Next week, the South by Southwest — known now mostly by the moniker “SXSW” — kicks off. The pedants might correct me on that one: SXSW is actually three separate, though overlapping, events: the interactive conference portion, a music festival and a film festival. But even that’s not quite right: SXSW can be further subdivided. SXSW Interactive, for example, has 17 different “themes,” from health to government, spread across more than 70 different locations spread across nearly four square miles.
But that doesn’t get at all the divisions. SXSW is only thinly defined by the actual conference and festivals themselves. Only 40,000 or so badges are given out, yet the flood of people who make it to Austin is measured in the hundreds of thousands. There is no ticket required to sip Shiners and skip from private event to private event. (If fact, we’d love it if you dropped by ours.)
I wanted to take a closer look at the different subcommunities that will be gathering in Austin, grabbing 20,000 or so tweets with the #SXSW hashtag last month and running it through an analysis that looked at 12,000 connections between #SXSW tweeters. The analysis spit back yet another number: 562. That was the number of separate communities that seem to exist around the single hashtag. While one was enormous (focused on the official SXSW handle and some high-profile individuals), the rest of the groups were smaller than 50 people. Most were smaller than 10. (The spiderish image that accompanies this post shows what that network looks like. Click to see it in detail. It works best at 6,400 percent zoom.)

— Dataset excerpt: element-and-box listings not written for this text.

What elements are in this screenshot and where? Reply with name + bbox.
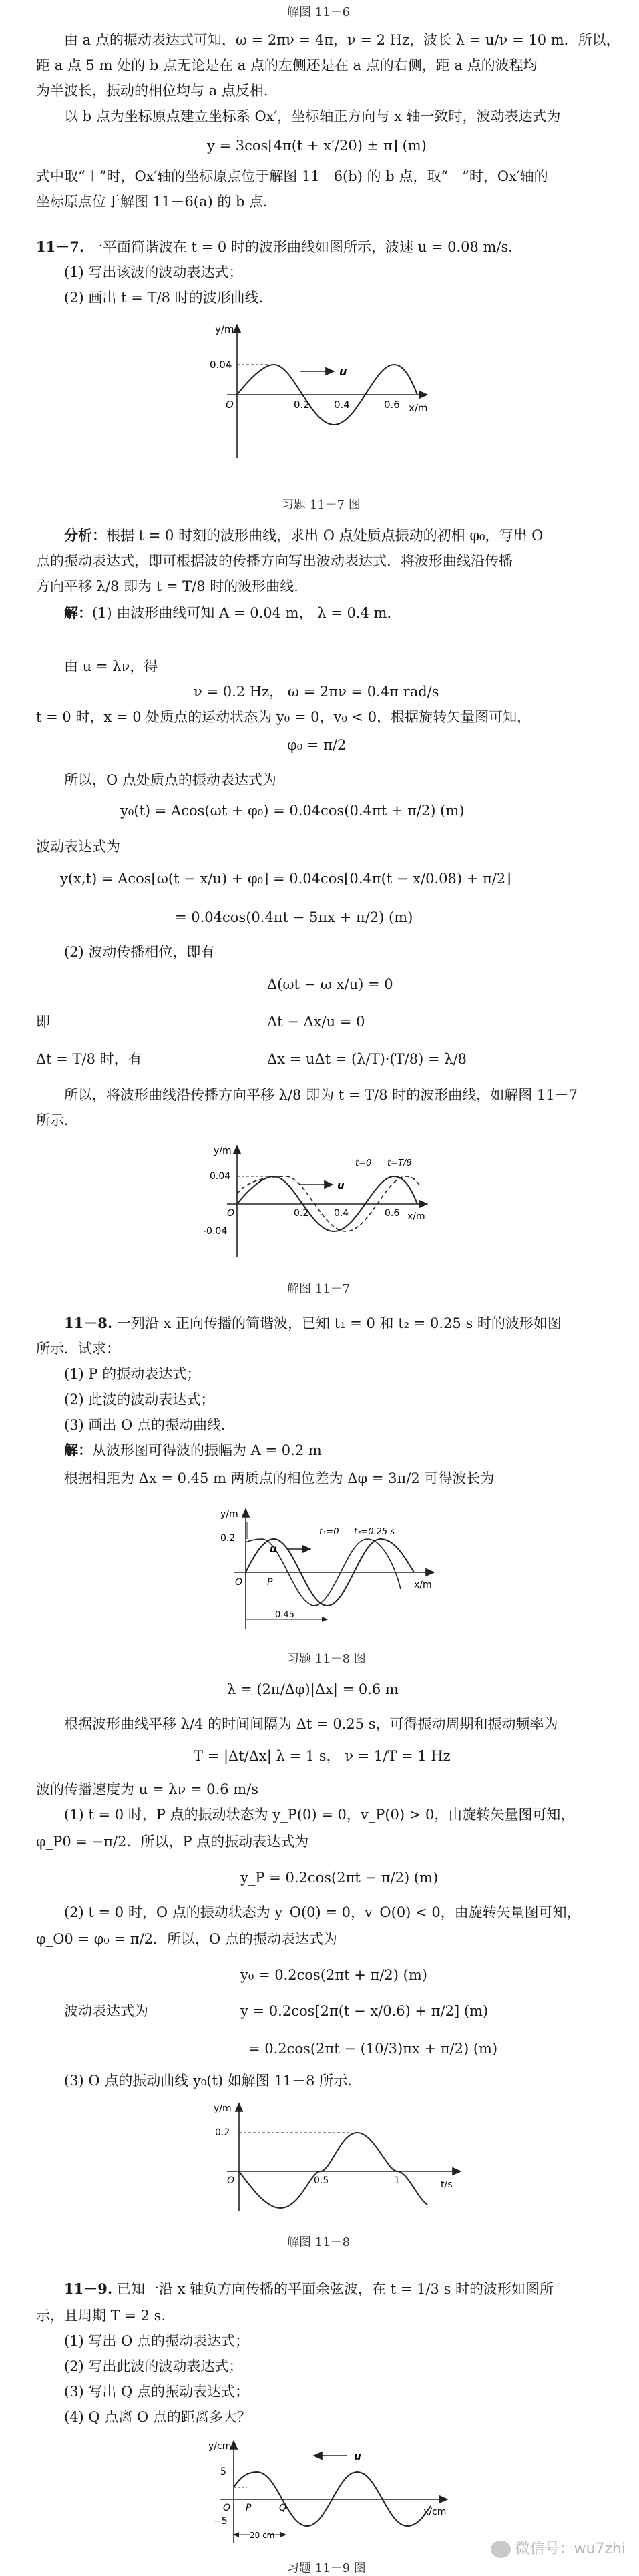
velocity-label: u <box>270 1543 277 1555</box>
q9-item-3: (3) 写出 Q 点的振动表达式； <box>64 2384 249 2400</box>
figure-11-7 <box>200 318 441 478</box>
q8-number: 11－8. <box>64 1315 113 1331</box>
y-axis-label: y/m <box>214 2103 232 2114</box>
q7-line-ji: 即 <box>36 1014 50 1030</box>
q7-eq-y0: y₀(t) = Acos(ωt + φ₀) = 0.04cos(0.4πt + π/2) (m) <box>120 803 465 819</box>
q9-item-1: (1) 写出 O 点的振动表达式； <box>64 2333 249 2349</box>
q7-eq-wave-2: = 0.04cos(0.4πt − 5πx + π/2) (m) <box>175 909 413 925</box>
point-q-label: Q <box>279 2503 287 2513</box>
q7-solution-1 <box>64 601 638 625</box>
s6-line-3: 为半波长，振动的相位均与 a 点反相． <box>36 83 278 99</box>
solution-text-1: 从波形图可得波的振幅为 A = 0.2 m <box>92 1442 322 1458</box>
q8-eq-wave-1: y = 0.2cos[2π(t − x/0.6) + π/2] (m) <box>240 2003 489 2019</box>
q7-eq-wave-1: y(x,t) = Acos[ω(t − x/u) + φ₀] = 0.04cos[0.4π(t − x/0.08) + π/2] <box>60 871 511 887</box>
label-t8: t=T/8 <box>387 1158 412 1168</box>
q7-line-dt: Δt = T/8 时，有 <box>36 1051 142 1067</box>
q7-line-so: 所以，O 点处质点的振动表达式为 <box>64 772 276 788</box>
q7-number: 11－7. <box>36 238 85 255</box>
velocity-label: u <box>339 365 347 378</box>
q8-statement-2: 所示．试求： <box>36 1341 120 1357</box>
label-t1: t₁=0 <box>319 1527 339 1537</box>
q8-line-wave: 波动表达式为 <box>64 2003 148 2019</box>
distance-label: 20 cm <box>250 2531 275 2540</box>
q7-eq-delta-2: Δt − Δx/u = 0 <box>267 1014 365 1030</box>
q8-item-3: (3) 画出 O 点的振动曲线． <box>64 1417 235 1433</box>
origin-label: O <box>226 399 234 411</box>
neg-amplitude-label: −5 <box>214 2516 228 2527</box>
q9-number: 11－9. <box>64 2280 113 2297</box>
figure-caption-q9: 习题 11－9 图 <box>287 2561 366 2575</box>
x-axis-label: x/cm <box>423 2507 447 2517</box>
t-axis-label: t/s <box>441 2179 453 2190</box>
q7-eq-phi: φ₀ = π/2 <box>287 737 347 753</box>
tick-0-4: 0.4 <box>334 399 350 411</box>
origin-label: O <box>235 1577 243 1588</box>
y-axis-label: y/m <box>214 1146 232 1156</box>
q8-line-t: 根据波形曲线平移 λ/4 的时间间隔为 Δt = 0.25 s，可得振动周期和振动频率为 <box>64 1716 558 1732</box>
tick-0-6: 0.6 <box>385 1208 400 1219</box>
solution-label: 解： <box>64 1442 92 1458</box>
q8-eq-T: T = |Δt/Δx| λ = 1 s， ν = 1/T = 1 Hz <box>194 1748 451 1764</box>
solution-text-1: (1) 由波形曲线可知 A = 0.04 m， λ = 0.4 m. <box>92 605 392 621</box>
solution-label: 解： <box>64 604 92 621</box>
figure-11-9 <box>194 2436 461 2546</box>
analysis-text-1: 根据 t = 0 时刻的波形曲线，求出 O 点处质点振动的初相 φ₀，写出 O <box>106 527 544 544</box>
q9-text: 已知一沿 x 轴负方向传播的平面余弦波，在 t = 1/3 s 时的波形如图所 <box>116 2281 554 2297</box>
y-axis-label: y/m <box>220 1509 238 1520</box>
amplitude-label: 0.04 <box>210 1171 231 1182</box>
q8-eq-yp: y_P = 0.2cos(2πt − π/2) (m) <box>240 1870 439 1886</box>
q8-item-2: (2) 此波的波动表达式； <box>64 1391 215 1408</box>
q7-eq-delta-1: Δ(ωt − ω x/u) = 0 <box>267 976 393 992</box>
figure-caption-11-6: 解图 11－6 <box>287 5 351 19</box>
q7-conclusion-1: 所以，将波形曲线沿传播方向平移 λ/8 即为 t = T/8 时的波形曲线，如解图 11－7 <box>64 1087 578 1103</box>
s6-line-6: 坐标原点位于解图 11－6(a) 的 b 点． <box>36 194 278 210</box>
origin-label: O <box>227 2175 235 2186</box>
origin-label: O <box>223 2503 231 2513</box>
q7-eq-nu: ν = 0.2 Hz， ω = 2πν = 0.4π rad/s <box>194 684 439 700</box>
q7-line-part2: (2) 波动传播相位，即有 <box>64 944 215 960</box>
tick-0-6: 0.6 <box>384 399 400 411</box>
q8-eq-lambda: λ = (2π/Δφ)|Δx| = 0.6 m <box>227 1681 399 1697</box>
solution-caption-q7: 解图 11－7 <box>287 1282 351 1296</box>
y-axis-label: y/m <box>215 323 234 335</box>
dx-label: 0.45 <box>275 1610 294 1620</box>
tick-0-2: 0.2 <box>294 399 310 411</box>
q7-line-u: 由 u = λν，得 <box>64 658 158 674</box>
neg-amplitude-label: -0.04 <box>203 1226 228 1237</box>
q8-line-o1b: φ_O0 = φ₀ = π/2．所以，O 点的振动表达式为 <box>36 1931 337 1947</box>
q9-statement-2: 示，且周期 T = 2 s. <box>36 2308 166 2324</box>
point-p-label: P <box>267 1577 273 1588</box>
amplitude-label: 5 <box>220 2466 226 2477</box>
solution-figure-11-8 <box>194 2098 474 2218</box>
x-axis-label: x/m <box>414 1580 432 1590</box>
velocity-label: u <box>354 2450 361 2462</box>
wechat-icon <box>491 2541 511 2558</box>
y-axis-label: y/cm <box>208 2441 232 2452</box>
q8-line-p1b: φ_P0 = −π/2．所以，P 点的振动表达式为 <box>36 1834 309 1850</box>
q7-conclusion-2: 所示． <box>36 1112 78 1128</box>
tick-0-5: 0.5 <box>314 2175 329 2186</box>
q7-eq-delta-3: Δx = uΔt = (λ/T)·(T/8) = λ/8 <box>267 1051 467 1067</box>
q7-text: 一平面简谐波在 t = 0 时的波形曲线如图所示，波速 u = 0.08 m/s. <box>88 239 513 255</box>
q7-item-1: (1) 写出该波的波动表达式； <box>64 264 243 280</box>
label-t2: t₂=0.25 s <box>354 1527 395 1537</box>
x-axis-label: x/m <box>407 1211 425 1222</box>
q8-line-p1: (1) t = 0 时，P 点的振动状态为 y_P(0) = 0，v_P(0) > 0，由旋转矢量图可知， <box>64 1807 575 1823</box>
amplitude-label: 0.2 <box>215 2127 230 2138</box>
origin-label: O <box>227 1208 235 1219</box>
watermark-text: 微信号：wu7zhi <box>515 2541 626 2557</box>
q8-statement <box>64 1311 638 1335</box>
label-t0: t=0 <box>355 1158 372 1168</box>
s6-line-2: 距 a 点 5 m 处的 b 点无论是在 a 点的左侧还是在 a 点的右侧，距 a 点的波程均 <box>36 57 538 73</box>
q9-statement <box>64 2277 638 2301</box>
amplitude-label: 0.2 <box>220 1533 236 1544</box>
q8-item-1: (1) P 的振动表达式； <box>64 1366 201 1382</box>
q7-statement <box>36 235 610 259</box>
q8-line-u: 波的传播速度为 u = λν = 0.6 m/s <box>36 1781 259 1797</box>
solution-figure-11-7 <box>200 1140 441 1267</box>
tick-0-4: 0.4 <box>334 1208 349 1219</box>
wechat-watermark <box>491 2537 626 2558</box>
x-axis-label: x/m <box>409 402 428 414</box>
q9-item-4: (4) Q 点离 O 点的距离多大？ <box>64 2409 251 2425</box>
solution-caption-q8: 解图 11－8 <box>287 2235 351 2249</box>
q9-item-2: (2) 写出此波的波动表达式； <box>64 2358 243 2374</box>
point-p-label: P <box>246 2503 252 2513</box>
q8-solution-2: 根据相距为 Δx = 0.45 m 两质点的相位差为 Δφ = 3π/2 可得波长为 <box>64 1470 495 1486</box>
q8-line-p3: (3) O 点的振动曲线 y₀(t) 如解图 11－8 所示． <box>64 2073 362 2089</box>
figure-caption-q8: 习题 11－8 图 <box>287 1652 366 1666</box>
s6-line-1: 由 a 点的振动表达式可知，ω = 2πν = 4π，ν = 2 Hz，波长 λ = u/ν = 10 m．所以， <box>64 32 620 48</box>
vibration-curve <box>239 2133 427 2208</box>
q7-analysis-2: 点的振动表达式，即可根据波的传播方向写出波动表达式．将波形曲线沿传播 <box>36 553 513 569</box>
q7-analysis-3: 方向平移 λ/8 即为 t = T/8 时的波形曲线． <box>36 578 308 594</box>
amplitude-label: 0.04 <box>210 359 232 371</box>
q7-line-wave: 波动表达式为 <box>36 839 120 855</box>
figure-caption-q7: 习题 11－7 图 <box>282 498 361 512</box>
tick-1: 1 <box>394 2175 400 2186</box>
s6-equation: y = 3cos[4π(t + x′/20) ± π] (m) <box>207 138 427 154</box>
q8-eq-wave-2: = 0.2cos(2πt − (10/3)πx + π/2) (m) <box>248 2041 498 2057</box>
q7-item-2: (2) 画出 t = T/8 时的波形曲线． <box>64 290 273 306</box>
q8-text: 一列沿 x 正向传播的简谐波，已知 t₁ = 0 和 t₂ = 0.25 s 时的波形如图 <box>116 1315 562 1331</box>
q8-solution-1 <box>64 1438 638 1462</box>
q8-eq-yo: y₀ = 0.2cos(2πt + π/2) (m) <box>240 1967 427 1983</box>
q7-line-t0: t = 0 时，x = 0 处质点的运动状态为 y₀ = 0，v₀ < 0，根据旋转矢量图可知， <box>36 709 531 725</box>
s6-line-5: 式中取“＋”时，Ox′轴的坐标原点位于解图 11－6(b) 的 b 点，取“－”时，Ox′轴的 <box>36 168 548 184</box>
s6-line-4: 以 b 点为坐标原点建立坐标系 Ox′，坐标轴正方向与 x 轴一致时，波动表达式为 <box>64 108 561 124</box>
tick-0-2: 0.2 <box>294 1208 309 1219</box>
figure-11-8 <box>200 1502 447 1643</box>
analysis-label: 分析： <box>64 527 106 544</box>
velocity-label: u <box>337 1179 345 1191</box>
q8-line-o1: (2) t = 0 时，O 点的振动状态为 y_O(0) = 0，v_O(0) < 0，由旋转矢量图可知， <box>64 1904 581 1920</box>
q7-analysis-1 <box>64 523 638 548</box>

Those who have hung out at SXSW won’t be surprised: you rarely see groups of more than 10 clumped around the bars on Sixth Street, and those clumps tend to move together, from sessions to beers to dinner to beers. Sometimes they’ll meet other, similar clumps. But that’s the extent of it. If SXSW has a weakness, it’s that the variety of opportunities is now so great that it’s easy to break down into ever-smaller groups, diminishing the magic that made SXSW special in the first place: the sense of serendipitous encounters with a genius in some distant — but not entirely unrelated — discipline.

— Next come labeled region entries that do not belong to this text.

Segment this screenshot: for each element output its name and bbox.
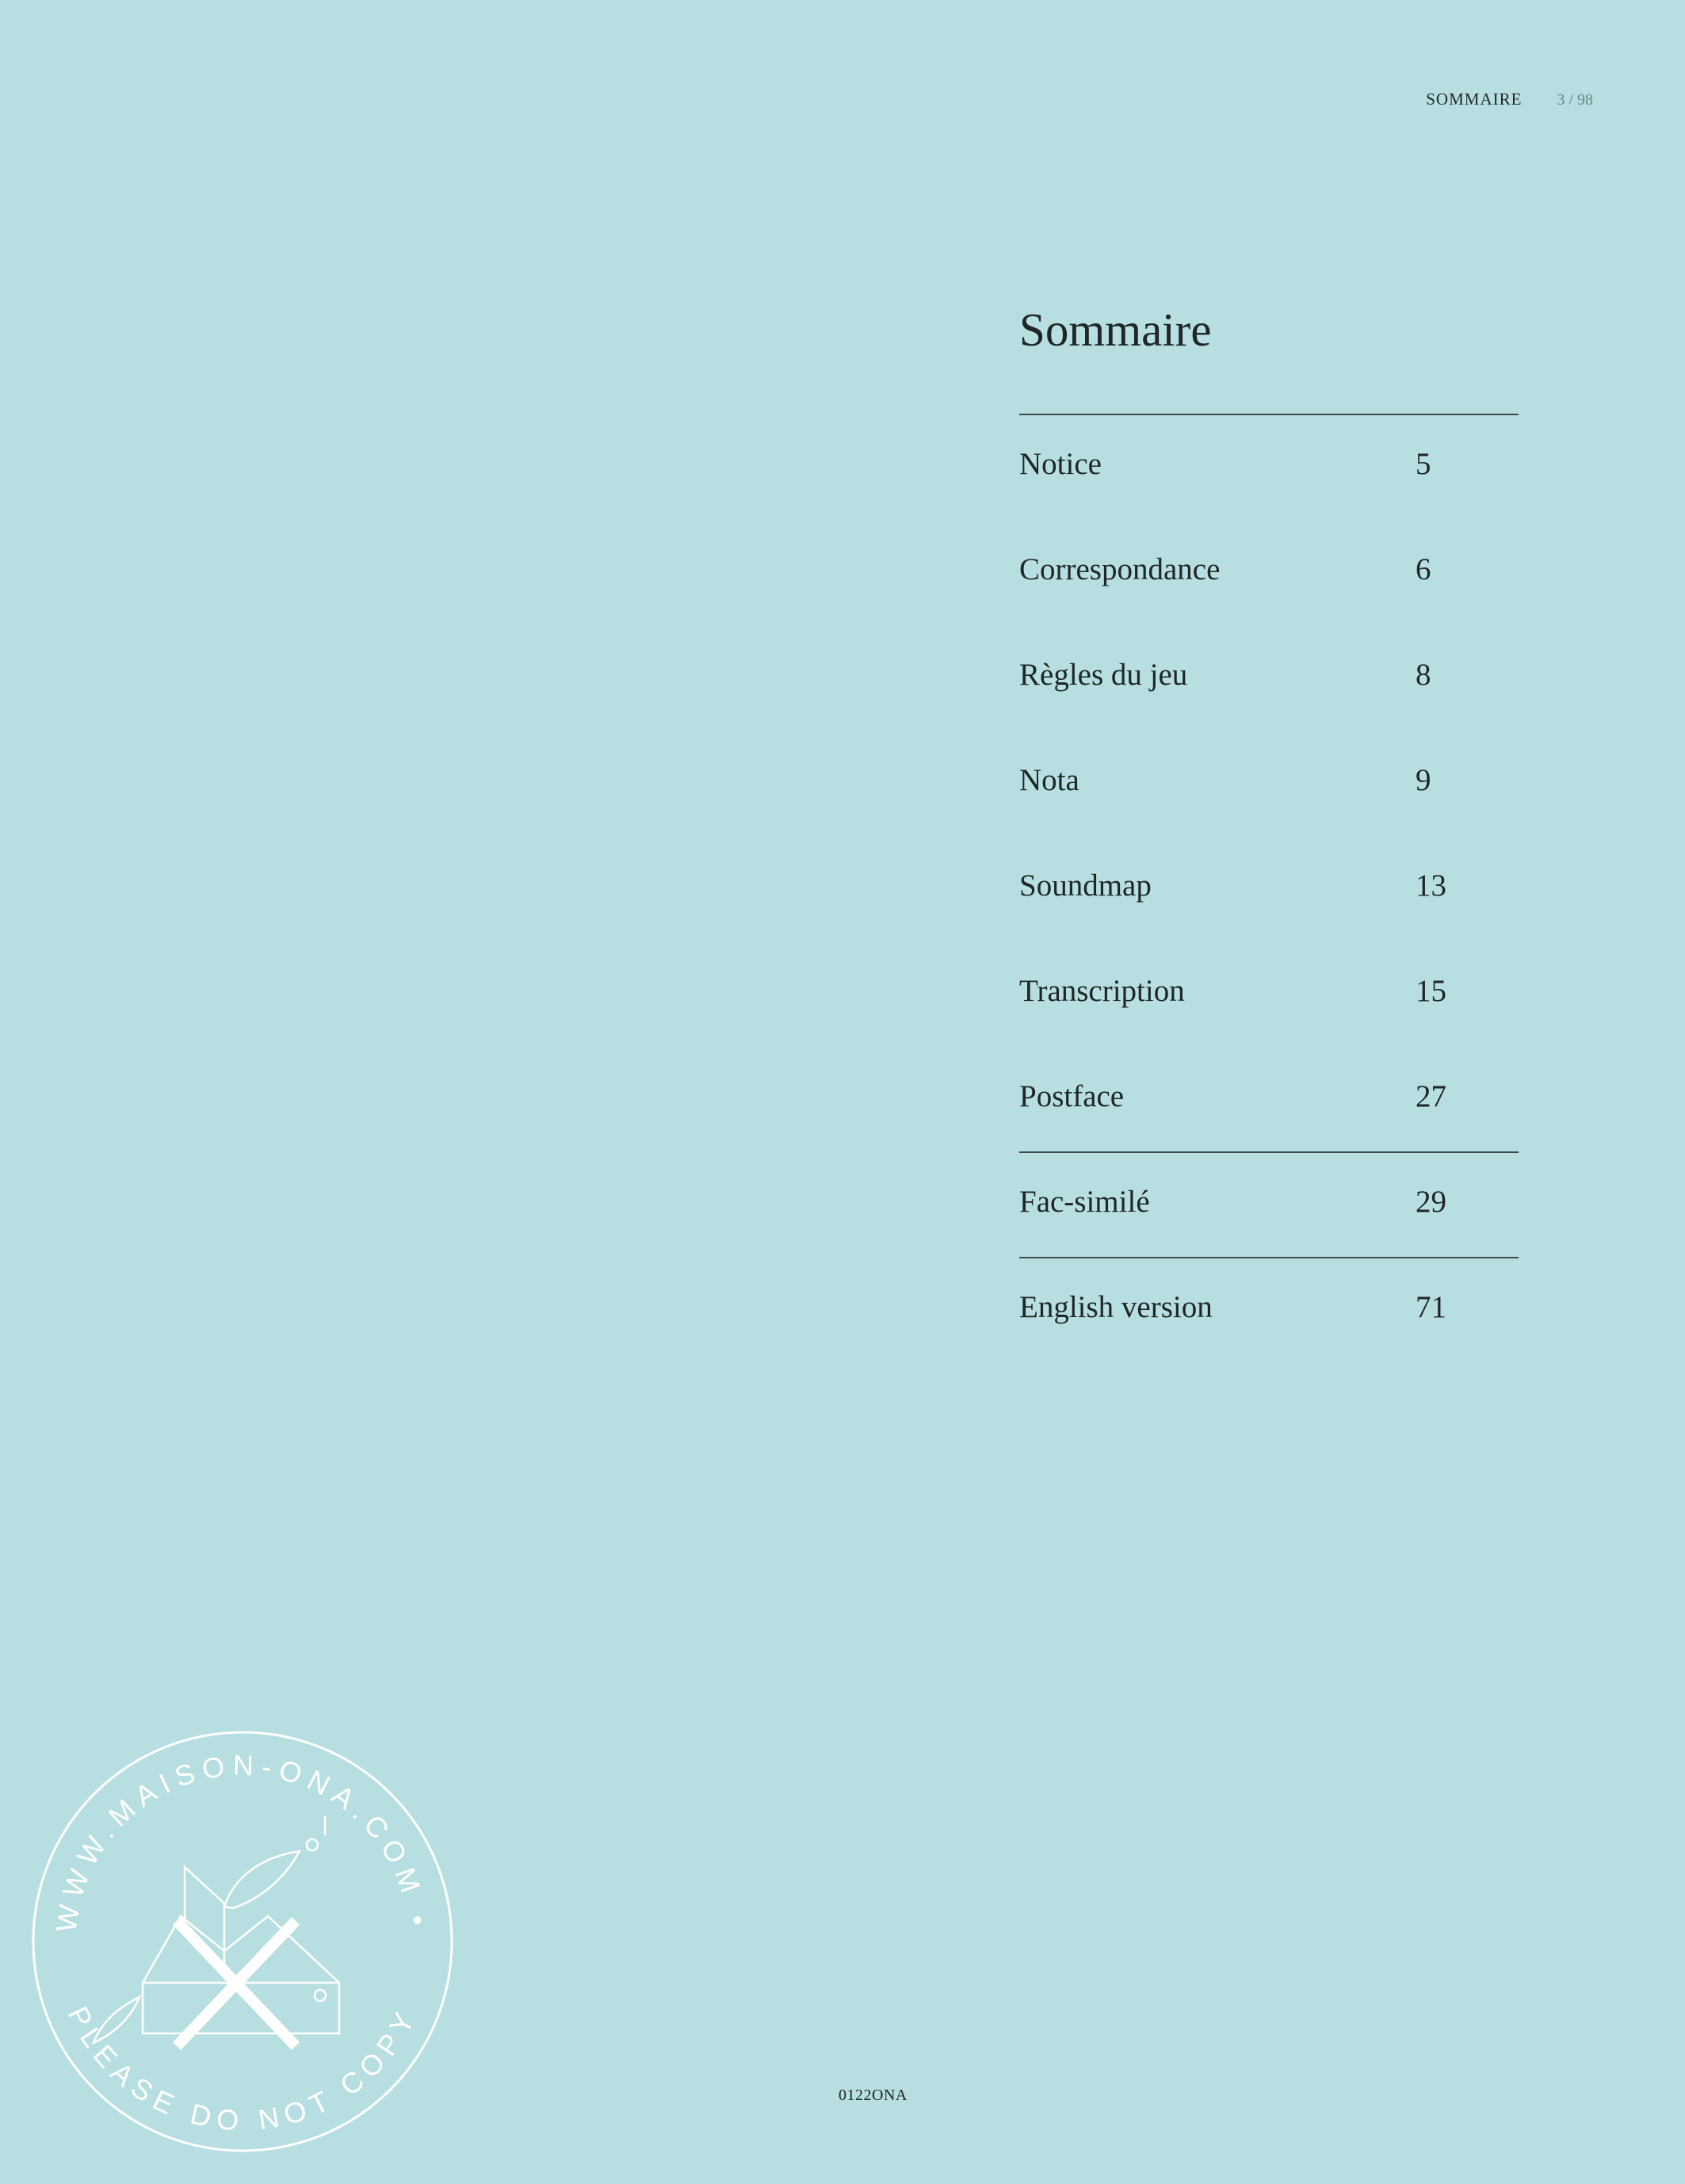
toc-list [1019, 415, 1519, 1364]
toc-entry[interactable] [1019, 1153, 1519, 1258]
page-counter: 3 / 98 [1557, 91, 1593, 109]
catalog-code: 0122ONA [839, 2087, 907, 2104]
toc-entry-label: English version [1019, 1290, 1213, 1324]
table-of-contents [1019, 298, 1519, 1364]
stamp-ring [33, 1732, 452, 2151]
toc-entry-label: Nota [1019, 763, 1079, 797]
toc-entry-page: 8 [1416, 658, 1431, 692]
stamp-top-text: WWW.MAISON-ONA.COM • [49, 1748, 435, 1934]
toc-entry-page: 29 [1416, 1185, 1446, 1219]
toc-entry[interactable] [1019, 942, 1519, 1048]
page-title: Sommaire [1019, 304, 1212, 356]
toc-entry-label: Fac-similé [1019, 1185, 1150, 1219]
toc-entry[interactable] [1019, 1258, 1519, 1364]
toc-entry-page: 71 [1416, 1290, 1446, 1324]
toc-entry[interactable] [1019, 837, 1519, 942]
running-head [1426, 90, 1593, 109]
toc-entry[interactable] [1019, 731, 1519, 837]
toc-entry[interactable] [1019, 626, 1519, 731]
toc-entry-page: 13 [1416, 869, 1446, 903]
toc-entry-page: 9 [1416, 763, 1431, 797]
toc-entry-page: 27 [1416, 1079, 1446, 1113]
toc-entry[interactable] [1019, 1048, 1519, 1153]
toc-entry[interactable] [1019, 521, 1519, 626]
toc-entry[interactable] [1019, 415, 1519, 521]
toc-entry-label: Correspondance [1019, 552, 1221, 586]
toc-entry-label: Notice [1019, 447, 1102, 481]
toc-entry-page: 6 [1416, 552, 1431, 586]
toc-entry-label: Règles du jeu [1019, 658, 1188, 692]
stamp-bottom-text: PLEASE DO NOT COPY [61, 2001, 424, 2137]
toc-entry-page: 5 [1416, 447, 1431, 481]
running-section-title: SOMMAIRE [1426, 90, 1523, 109]
toc-entry-label: Postface [1019, 1079, 1125, 1113]
toc-entry-label: Transcription [1019, 974, 1185, 1008]
watermark-stamp [30, 1729, 455, 2154]
toc-entry-label: Soundmap [1019, 869, 1152, 903]
toc-entry-page: 15 [1416, 974, 1446, 1008]
stamp-svg [30, 1729, 455, 2154]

There’s plenty of advice out there for first-time SXSW-goers, and it’s all good. But I’d like to offer some advice to the grizzled veterans of Austin: use your experience and position of authority to break up some of those clumps. If you’re the type to go to presentations, take half a day, find the bus and go to a theme that has zero to do with your day job. Find a presenter in that other building and buy her a beer. Go to one party alone. Drag one of those new friends to your shindig. Buy a tequila shot for a stranger.
The growth of SXSW has been wonderful: it’s pulling a delightful and increasingly diverse crowd, which should (in theory) amp up the opportunities for serendipity. But, at the same time, the structure of the meeting makes random encounters more difficult. I’m not under the illusion that a couple of party crashers or a half-bottle of tequila can instantly change the culture, but it’s a start. After all, a little tequila never hurt anyone.